Au sein de la Convention nationale, les Girondins travaillaient à une réconciliation entre le côté droit et les membres les moins exaltés du côté gauche, ou dont l'exaltation tenait plus à la chaleur du sang qu'à la rigueur et à l'inflexibilité des principes. Marat nous apprend, n° CXLVII de son journal, que le vendredi 15 mars Guadet avait cherché à se concilier Danton par des flagorneries outrées, et cela en pleine séance du comité de défense générale. A la séance de la Convention du 13 mars, l'interpellation de Boyer-Fonfrède et la réponse de Danton sont une preuve de plus que ce personnage communiquait avec les Girondins.

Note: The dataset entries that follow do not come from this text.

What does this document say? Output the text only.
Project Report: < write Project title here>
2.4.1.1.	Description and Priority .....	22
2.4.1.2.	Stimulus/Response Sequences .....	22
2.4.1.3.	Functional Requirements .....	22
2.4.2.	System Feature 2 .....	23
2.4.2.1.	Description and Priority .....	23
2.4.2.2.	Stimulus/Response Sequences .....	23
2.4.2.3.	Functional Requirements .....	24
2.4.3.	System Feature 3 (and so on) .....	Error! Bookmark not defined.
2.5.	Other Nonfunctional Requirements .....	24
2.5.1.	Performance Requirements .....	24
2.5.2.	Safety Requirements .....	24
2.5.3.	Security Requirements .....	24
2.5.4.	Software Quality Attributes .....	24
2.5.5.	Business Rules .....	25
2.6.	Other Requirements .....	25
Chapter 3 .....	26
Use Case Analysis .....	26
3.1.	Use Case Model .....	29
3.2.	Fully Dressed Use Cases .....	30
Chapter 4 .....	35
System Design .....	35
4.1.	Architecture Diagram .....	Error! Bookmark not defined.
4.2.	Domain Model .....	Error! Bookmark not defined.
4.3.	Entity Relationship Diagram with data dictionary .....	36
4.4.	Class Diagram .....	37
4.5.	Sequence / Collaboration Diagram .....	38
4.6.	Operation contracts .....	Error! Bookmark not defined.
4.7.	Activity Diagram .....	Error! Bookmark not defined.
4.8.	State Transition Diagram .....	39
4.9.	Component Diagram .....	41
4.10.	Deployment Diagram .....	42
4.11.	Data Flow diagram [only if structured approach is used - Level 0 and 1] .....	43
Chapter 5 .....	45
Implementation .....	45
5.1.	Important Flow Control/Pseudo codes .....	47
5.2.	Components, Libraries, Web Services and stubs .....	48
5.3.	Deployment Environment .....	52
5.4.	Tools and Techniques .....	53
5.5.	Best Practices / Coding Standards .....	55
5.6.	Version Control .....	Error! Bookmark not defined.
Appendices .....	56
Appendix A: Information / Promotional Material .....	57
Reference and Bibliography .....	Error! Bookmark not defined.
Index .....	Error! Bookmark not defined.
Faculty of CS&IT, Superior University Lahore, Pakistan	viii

Ce fut lui qui reçut mission le lendemain pour aller en Belgique engager Dumourier à retirer une lettre qu'il venait d'écrire à la Convention nationale, et que les Girondins, la regardant comme trop imprudente (Gensonné présidait alors), n'avaient pas jugé à propos de communiquer à l'assemblée. Les manœuvres où Danton avait joué l'un des principaux rôles lors de la retraite des Prussiens après la campagne de l'Argonne, ses vieilles liaisons avec Dumourier, et les rapports intimes que sa qualité de commissaire en Belgique avait entretenus naguère entre ce dernier et lui, tout concourt à rendre probable qu'il connaissait les plans du général en chef de l'armée du Nord. Ce qui confirme d'ailleurs une présomption si bien fondée, c'est la conduite de Danton jusqu'après la nouvelle du désastre de Neer-Winden. Il ne manqua aucune occasion de faire crier son propre patriotisme, ni de louer Dumourier, qu'il avait ajourné à sa prochaine victoire, ou à sa prochaine défaite. Le caractère connu de ce conventionnel s'accorde parfaitement avec nos inductions. Révolutionnaire par

tempérament, il avait rassasié ses passions à cet égard, sans jamais négliger ni le soin de son repos, ni ses plaisirs. Maintenant que la révolution menaçait de se prolonger et de fonder un pouvoir moral d'un despotisme absolu, comment Danton, tout en ménageant les convenances que son passé lui imposait, n'auraitil pas abondé dans des calculs par lesquels lui était assurée la jouissance paisible d'une grande renommée et d'une grande fortune? Il espéra ce résultat, et laissa marcher les intrigues qui le préparaient tant que Dumourier eut une armée. Après la fuite de ce général, Danton commença de craindre. Ses sympathies pour les Girondins s'échauffèrent (voir les mémoires de Garat dans le t. XVIII de l'Hist. parlem.) en proportion de la rapidité avec laquelle leur destinée s'accomplissait, et appelait la sienne. Désormais ses fureurs démagogiques seront une comédie, et nous ne le retrouverons déployant franchement la force que son organisation prêtait à son audace, que devant le tribunal qui l'envoya à l'échafaud pour avoir participé aux trahisons de Dumourier, et, chose singulière, car la preuve n'en était pas encore acquise, pour s'ètre conduit en hypocrite au 51 mai 1793. En cette extrémité, il redeviendra révolutionnaire pour son salut personnel, mais ce sera vainement.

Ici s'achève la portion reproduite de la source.